In Jerez, Anne Williams de Domecq (whose husband is director of the Williams and Humbert bodegas) told me that gazpacho andaluz should always be made with sherry vinegar.  Jean Dalrymple of the New York City Center, who spent some twenty summers in the Valencia area of Spain when Jose Iturbi was one of her clients, learned to make a gazpacho valenciana from Senora Iturbi.  Her version, Miss Dalrymnple says, always included a pinch of cumin—a most important addition—along wth garlic, fresh tomatoes, olive oil, and vinegar, and croutons of bread fried in olive oil served over the top as garnish.

In old cookbooks I found other gazpacho recipes which called for such diverse ingredients as toasted almonds, black and/or green olives, chicken broth instead of water, and even red wine.  Minced cucumber or onions are very often served floating over the top.  Pimientos or paprika in large amounts very frequently will be added.  Sometimes other vegetables are pureed along with the tomatoes.  There was even in one Spanish book a recipe for “gazpacho colorado” (literally red gazpacho), which turned out to be thick hot puree served with big chunhks of bread.

In all these different versions, four ingredients appear without fail:  tomatoes, garlic, olive oil, and vinegar.  The tomatoes must be fresh and sweet, preferably picked from the vine while still warm with the sun and rushed to the kitchen to be scalded, skins peeled off and the seeds extacted at once.  In order to make a perfect gazpacho, the tomato seeds should be removed., for these do add a certain bitterness if left in.  After the tomatoes have been pureed, they can be forced through a sieve to get rid of the seeds.  For those who do not have kitchen gardens, or who wish to make gazpacho before the local tomato season has reached its peak, it is best to use canned tomatoes, preferably the Italian pomodoro variety, or a very fine quality tomato puree.

The olive oil, of course, must be the very best.  The amount of garlic used depends on personal tatse and in general I would advise using less than Spanish cooks call for.
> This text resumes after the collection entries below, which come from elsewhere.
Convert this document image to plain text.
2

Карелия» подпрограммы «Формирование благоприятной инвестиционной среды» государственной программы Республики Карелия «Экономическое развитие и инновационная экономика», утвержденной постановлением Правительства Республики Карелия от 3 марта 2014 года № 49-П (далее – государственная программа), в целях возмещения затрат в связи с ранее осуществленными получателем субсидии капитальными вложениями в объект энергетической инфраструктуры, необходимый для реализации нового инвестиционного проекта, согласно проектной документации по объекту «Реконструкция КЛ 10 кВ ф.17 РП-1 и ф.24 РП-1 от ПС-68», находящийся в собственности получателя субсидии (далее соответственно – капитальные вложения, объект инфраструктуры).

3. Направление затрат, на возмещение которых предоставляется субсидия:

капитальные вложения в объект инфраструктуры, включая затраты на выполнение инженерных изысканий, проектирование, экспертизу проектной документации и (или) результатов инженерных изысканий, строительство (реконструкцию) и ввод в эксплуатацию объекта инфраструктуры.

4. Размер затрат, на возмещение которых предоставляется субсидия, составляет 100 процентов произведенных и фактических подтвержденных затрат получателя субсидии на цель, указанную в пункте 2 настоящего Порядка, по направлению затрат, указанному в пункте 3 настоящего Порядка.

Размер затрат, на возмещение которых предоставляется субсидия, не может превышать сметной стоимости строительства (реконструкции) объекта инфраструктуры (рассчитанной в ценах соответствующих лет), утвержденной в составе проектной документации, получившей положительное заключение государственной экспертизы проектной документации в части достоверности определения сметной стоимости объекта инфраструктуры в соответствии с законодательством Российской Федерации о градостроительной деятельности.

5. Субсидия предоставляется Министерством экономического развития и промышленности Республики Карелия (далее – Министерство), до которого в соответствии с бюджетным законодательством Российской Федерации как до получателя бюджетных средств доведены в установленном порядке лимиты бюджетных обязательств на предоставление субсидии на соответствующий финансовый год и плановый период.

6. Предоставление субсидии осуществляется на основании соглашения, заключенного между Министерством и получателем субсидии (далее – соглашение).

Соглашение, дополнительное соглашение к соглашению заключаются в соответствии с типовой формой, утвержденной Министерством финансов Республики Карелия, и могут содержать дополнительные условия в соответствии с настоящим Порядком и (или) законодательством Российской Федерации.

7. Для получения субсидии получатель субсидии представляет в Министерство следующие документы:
The elimination of bread from gazpacho takes it completely out of the peasant class, where it originated.  The following version of this cold Spanish soup is made with an electric blender.  I learned that even in Spain today those who have electric mixers or blenders make gazpacho this quicker, easier way.

GAZPACHO ANDALUZ
8 large ripe tomatoes, peeled and seeded, or large can (1 pound 12 ounces) best quality peeled tomatoes
2 or 3 garlic cloves,  minced
1 teaspoon salt
1 tablespoon paprika
1 teaspoon sugar
1 cucumber, peeled and chopped
Dash of cayenne or Tabasco
3 tablespoons olive oil
1 tablespoon vinegar
3 cups clear chicken broth
6 scallions, chopped
1/2 green pepper, minced
Mash garlic cloves. blend with salt, paprika and sugar; combine with cucumber, tomatoes, cayenne, olive oil, and vinegar.  Beat in blender until smooth and thick.  Chill thoroughly.  When ready to serve, combine with chicken broth.  Garnish with minced scallions and green pepper.  Serve an ice cube in each soup plate.  Chopped pitted black olives may also be served as garnish if desired.